Je souhaite que l'on revienne sur l'article 7 de la loi du 19 octobre 2021 visant à protéger la rémunération des agriculteurs, dite « Égalim 2 », relatif aux pénalités logistiques infligées par les distributeurs, car des dérives ont été observées. À défaut de pouvoir aborder la question en séance publique, il nous a semblé intéressant d'en discuter en commission afin qu'un compte rendu officiel soit établi.
Cette loi est majoritairement entrée en vigueur lors des négociations commerciales qui se sont achevées au début du mois de mars dernier.
Les négociations commerciales entre industriels et distributeurs sur les produits de marques ont été difficiles jusqu'au bout et les premiers éléments dont nous disposons font état d'un bilan mitigé : certes, les résultats officiels devraient montrer un retour de l'inflation sur le prix 3x net. Certes, cette inflation est relativement hétérogène entre filières, mais elle est largement insuffisante pour compenser la hausse considérable des coûts des industriels à la suite de l'envolée des cours des matières premières agricoles, des coûts de l'énergie, du transport et des emballages.

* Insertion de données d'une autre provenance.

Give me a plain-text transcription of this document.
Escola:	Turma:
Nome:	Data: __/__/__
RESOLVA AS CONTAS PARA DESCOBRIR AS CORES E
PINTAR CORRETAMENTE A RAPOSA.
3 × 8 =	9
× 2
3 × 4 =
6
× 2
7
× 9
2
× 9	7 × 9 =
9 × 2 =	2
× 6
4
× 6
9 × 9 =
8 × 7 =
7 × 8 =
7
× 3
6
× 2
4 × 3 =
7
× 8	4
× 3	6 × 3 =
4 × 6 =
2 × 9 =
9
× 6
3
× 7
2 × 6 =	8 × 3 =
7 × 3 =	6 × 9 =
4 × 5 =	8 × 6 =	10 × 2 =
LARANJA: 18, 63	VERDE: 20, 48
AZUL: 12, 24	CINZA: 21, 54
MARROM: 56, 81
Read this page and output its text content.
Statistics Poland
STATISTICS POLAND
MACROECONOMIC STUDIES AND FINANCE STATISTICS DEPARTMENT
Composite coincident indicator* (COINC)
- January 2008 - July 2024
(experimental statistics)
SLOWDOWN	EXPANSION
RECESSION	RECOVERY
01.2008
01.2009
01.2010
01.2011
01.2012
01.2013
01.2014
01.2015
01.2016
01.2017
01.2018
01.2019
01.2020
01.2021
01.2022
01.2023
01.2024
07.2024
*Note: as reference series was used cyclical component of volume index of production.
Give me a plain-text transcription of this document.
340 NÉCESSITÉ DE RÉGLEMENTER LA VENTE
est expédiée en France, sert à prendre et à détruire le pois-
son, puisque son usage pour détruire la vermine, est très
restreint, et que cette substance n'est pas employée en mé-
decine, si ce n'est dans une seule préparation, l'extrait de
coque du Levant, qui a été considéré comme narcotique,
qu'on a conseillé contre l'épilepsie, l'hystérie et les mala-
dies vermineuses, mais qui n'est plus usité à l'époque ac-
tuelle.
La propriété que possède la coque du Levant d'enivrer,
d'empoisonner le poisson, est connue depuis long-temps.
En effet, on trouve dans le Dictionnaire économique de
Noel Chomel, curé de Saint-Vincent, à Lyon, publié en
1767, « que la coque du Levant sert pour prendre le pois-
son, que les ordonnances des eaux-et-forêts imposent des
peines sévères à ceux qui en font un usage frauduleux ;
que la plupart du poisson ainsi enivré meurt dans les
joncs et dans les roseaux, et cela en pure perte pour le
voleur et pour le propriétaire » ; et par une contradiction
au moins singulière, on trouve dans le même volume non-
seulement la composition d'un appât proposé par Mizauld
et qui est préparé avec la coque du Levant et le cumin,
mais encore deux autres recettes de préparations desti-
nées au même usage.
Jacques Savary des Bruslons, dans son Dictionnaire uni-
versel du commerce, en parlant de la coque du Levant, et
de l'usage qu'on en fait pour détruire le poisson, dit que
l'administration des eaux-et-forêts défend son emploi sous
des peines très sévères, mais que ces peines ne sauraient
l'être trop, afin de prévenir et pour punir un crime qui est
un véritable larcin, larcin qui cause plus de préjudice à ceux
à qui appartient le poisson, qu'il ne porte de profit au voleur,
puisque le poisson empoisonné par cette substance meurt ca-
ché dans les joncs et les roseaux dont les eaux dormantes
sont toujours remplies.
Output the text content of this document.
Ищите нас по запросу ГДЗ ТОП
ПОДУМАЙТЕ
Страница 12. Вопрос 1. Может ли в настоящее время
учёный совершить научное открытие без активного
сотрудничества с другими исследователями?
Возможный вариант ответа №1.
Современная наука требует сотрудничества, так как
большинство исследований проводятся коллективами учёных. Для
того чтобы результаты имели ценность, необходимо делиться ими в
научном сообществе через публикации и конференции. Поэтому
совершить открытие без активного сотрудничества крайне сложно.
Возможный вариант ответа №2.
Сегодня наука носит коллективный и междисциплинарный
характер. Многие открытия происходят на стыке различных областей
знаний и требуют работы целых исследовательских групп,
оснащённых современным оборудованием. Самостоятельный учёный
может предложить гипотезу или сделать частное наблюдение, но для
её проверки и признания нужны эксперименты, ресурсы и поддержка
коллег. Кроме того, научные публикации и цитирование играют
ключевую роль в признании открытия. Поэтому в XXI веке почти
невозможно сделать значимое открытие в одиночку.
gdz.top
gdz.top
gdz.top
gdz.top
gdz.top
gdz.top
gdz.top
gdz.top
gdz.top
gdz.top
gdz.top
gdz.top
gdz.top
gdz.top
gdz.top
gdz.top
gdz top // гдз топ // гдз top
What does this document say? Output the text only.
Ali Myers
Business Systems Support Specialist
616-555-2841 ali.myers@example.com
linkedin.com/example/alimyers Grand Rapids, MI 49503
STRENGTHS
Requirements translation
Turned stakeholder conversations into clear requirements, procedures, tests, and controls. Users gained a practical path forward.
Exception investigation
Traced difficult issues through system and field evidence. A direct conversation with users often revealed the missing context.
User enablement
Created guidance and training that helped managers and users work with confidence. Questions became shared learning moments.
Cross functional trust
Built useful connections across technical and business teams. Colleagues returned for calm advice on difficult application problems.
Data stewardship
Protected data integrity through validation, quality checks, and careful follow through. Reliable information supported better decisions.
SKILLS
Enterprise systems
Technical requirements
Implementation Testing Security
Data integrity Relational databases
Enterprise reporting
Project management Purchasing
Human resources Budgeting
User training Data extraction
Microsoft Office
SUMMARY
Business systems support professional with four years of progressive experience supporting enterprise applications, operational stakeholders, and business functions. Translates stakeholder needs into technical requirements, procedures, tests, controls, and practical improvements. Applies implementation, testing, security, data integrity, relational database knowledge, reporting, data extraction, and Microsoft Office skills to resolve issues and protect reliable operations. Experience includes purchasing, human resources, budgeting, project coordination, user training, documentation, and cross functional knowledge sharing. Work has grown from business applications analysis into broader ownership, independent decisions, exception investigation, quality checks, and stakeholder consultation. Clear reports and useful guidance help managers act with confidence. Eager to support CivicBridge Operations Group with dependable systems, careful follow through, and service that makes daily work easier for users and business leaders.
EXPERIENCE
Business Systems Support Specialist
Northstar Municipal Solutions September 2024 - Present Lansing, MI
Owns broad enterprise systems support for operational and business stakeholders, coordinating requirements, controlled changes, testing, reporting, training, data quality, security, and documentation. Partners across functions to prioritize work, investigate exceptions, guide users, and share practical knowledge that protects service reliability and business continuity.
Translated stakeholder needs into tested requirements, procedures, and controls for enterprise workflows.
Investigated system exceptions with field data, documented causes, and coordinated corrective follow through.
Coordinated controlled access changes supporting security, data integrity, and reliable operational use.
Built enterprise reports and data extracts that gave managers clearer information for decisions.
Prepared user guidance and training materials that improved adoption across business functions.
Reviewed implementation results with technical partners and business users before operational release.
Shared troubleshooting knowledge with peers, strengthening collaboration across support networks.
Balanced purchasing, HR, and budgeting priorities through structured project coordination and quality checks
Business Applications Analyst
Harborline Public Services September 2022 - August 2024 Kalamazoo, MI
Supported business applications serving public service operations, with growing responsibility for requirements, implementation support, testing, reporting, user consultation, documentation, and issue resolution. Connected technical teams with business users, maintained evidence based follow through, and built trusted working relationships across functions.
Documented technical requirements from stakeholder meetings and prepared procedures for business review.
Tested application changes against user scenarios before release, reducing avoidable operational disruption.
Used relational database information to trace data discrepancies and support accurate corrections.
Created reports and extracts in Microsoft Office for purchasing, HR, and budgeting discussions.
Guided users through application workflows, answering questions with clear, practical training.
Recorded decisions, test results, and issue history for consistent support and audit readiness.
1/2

Pour ces raisons, le ministre de l'agriculture et de l'alimentation a demandé la réouverture des négociations commerciales afin que les industriels renégocient leurs tarifs et puissent passer un accord commercial prenant davantage en compte le contexte actuel du marché. Rappelons toutefois que cette volonté politique dépend du contenu juridique des clauses de renégociation figurant dans les contrats et que ces clauses fixent non pas une obligation de résultat, mais une simple obligation de moyens. Puisse l'optimisme politique du ministre en cette période électorale transformer ce voeu pieux en évolution concrète !
Cette annonce fera bien entendu l'objet d'une attention particulière de notre groupe de suivi de la loi Égalim, qui devrait débuter prochainement ses travaux d'analyse.
Toutefois, nous avons été alertés par de très nombreux industriels sur la question des pénalités logistiques. Dans les contrats, les interprétations de la loi retenues par les distributeurs ont pu être volontairement provocatrices, ce qui a abouti à un travestissement, voire à une méconnaissance claire de l'intention du législateur.
Ainsi, certains distributeurs ne parlent plus de pénalités logistiques mais « d'indemnités » ou de « pénalités » tout simplement, espérant ainsi échapper au cadre législatif en vigueur. D'autres distributeurs interprètent la loi d'une telle manière qu'ils n'ont pas à justifier avoir subi un préjudice de manière suffisamment précise : cela prive donc le fournisseur de son droit de contestation. Enfin, certaines déductions d'office persistent. Ainsi, dans de nombreux cas, tout se passe comme si rien n'avait changé !
Nous savions que les contournements de la loi seraient mécaniques. Vous ne l'ignorez pas, nous avons de sérieuses réserves quant à la bonne application de la loi Égalim 1 et de la loi Égalim 2. Mais si nous ne réglons pas le problème des pénalités logistiques rapidement, nous mettrons nos industriels dans une position intenable compte tenu de la situation actuelle liée à la guerre en Ukraine et des difficultés massives de logistique auxquelles ils seront confrontés, tant en raison du manque de chauffeurs que du coût du transport.
J'ai donc demandé à notre rapporteure de la loi, Anne-Catherine Loisier, de préciser, par un rapport verbal, l'intention du législateur sur le point précis des pénalités logistiques pour en faciliter une application stricte et homogène par tous les acteurs.
J'avertirai, au terme de la réunion de la commission, les ministres de l'agriculture et de l'économie, ainsi que la directrice générale de la concurrence, de la consommation et de la répression des fraudes de ce rapport précisant officiellement l'intention du législateur sur cette question essentielle.